Die Absolution am Netz

„Tennis ist ein gnädiger Sport“, sagt Hermann. „Du kannst 0:30 zurück liegen und es immer noch schaffen. Wenn du das Spiel noch holst, sind deine Fehler gelöscht.“ Die Absolution am Netz. „Wer im Biathlon beim ersten Schießen versemmelt, muss sich die Lunge aus dem Leib rennen. Das sage ich meinen Jungs immer dann, wenn sie meinen, Tennis sei unbarmherzig.“

Disziplin ist heute nicht mehr gefragt. „Wenn da einer zum Training zu spät kommt, dann glaub mal nicht, dass der rennen würde.“ Am besten: Gleich an der Spitze sein. Fitness-Training? Wenn’s denn sein muss. „Wenn ich einem sage: Kauf dir ein Springseil und leg los, passiert nicht viel.
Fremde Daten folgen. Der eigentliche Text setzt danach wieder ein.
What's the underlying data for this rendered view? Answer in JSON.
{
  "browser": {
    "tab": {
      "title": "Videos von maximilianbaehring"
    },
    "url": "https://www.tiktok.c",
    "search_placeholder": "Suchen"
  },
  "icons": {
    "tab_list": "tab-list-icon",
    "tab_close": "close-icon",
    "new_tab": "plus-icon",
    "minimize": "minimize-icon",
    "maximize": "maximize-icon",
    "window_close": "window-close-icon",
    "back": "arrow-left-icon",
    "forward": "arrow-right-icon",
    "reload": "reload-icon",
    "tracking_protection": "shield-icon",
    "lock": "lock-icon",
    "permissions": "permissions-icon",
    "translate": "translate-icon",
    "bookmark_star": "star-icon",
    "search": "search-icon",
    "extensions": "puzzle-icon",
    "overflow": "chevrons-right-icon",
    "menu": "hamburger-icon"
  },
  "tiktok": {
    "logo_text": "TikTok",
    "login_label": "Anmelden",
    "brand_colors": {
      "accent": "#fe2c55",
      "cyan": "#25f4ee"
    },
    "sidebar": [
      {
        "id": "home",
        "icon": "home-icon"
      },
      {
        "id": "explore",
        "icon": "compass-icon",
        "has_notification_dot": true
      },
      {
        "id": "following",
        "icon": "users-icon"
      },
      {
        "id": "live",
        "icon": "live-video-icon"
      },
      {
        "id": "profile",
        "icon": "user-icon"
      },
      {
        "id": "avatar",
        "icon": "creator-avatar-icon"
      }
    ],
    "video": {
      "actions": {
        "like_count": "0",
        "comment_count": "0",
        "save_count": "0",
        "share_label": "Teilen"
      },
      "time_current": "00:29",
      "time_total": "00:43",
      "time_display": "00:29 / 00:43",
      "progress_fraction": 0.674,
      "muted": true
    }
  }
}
So ein Seilchen macht nicht viel her. Wenn ich eine Trainingsmaschine für 700 Euro anspreche, hört er hin. Das Ding wird dann angeschafft und steht nach ein paar Wochen rum.“  

Trotzdem: Herrmann ist einer, der seine Schüler liebt. Und den Job. "Du wirst nichts vermitteln, wenn du es ohne Spaß tust, und die Schüler merken schnell — verdammt schnell, ob du den Job nur abspulst, oder ob du mehr tust." Spielt einer wie er denn auch noch selber? Die Antwort ist deutlich: "Als Aktiver ist das meine letzte Saison. Danach ist Schluss." Das wird nachzuprüfen sein!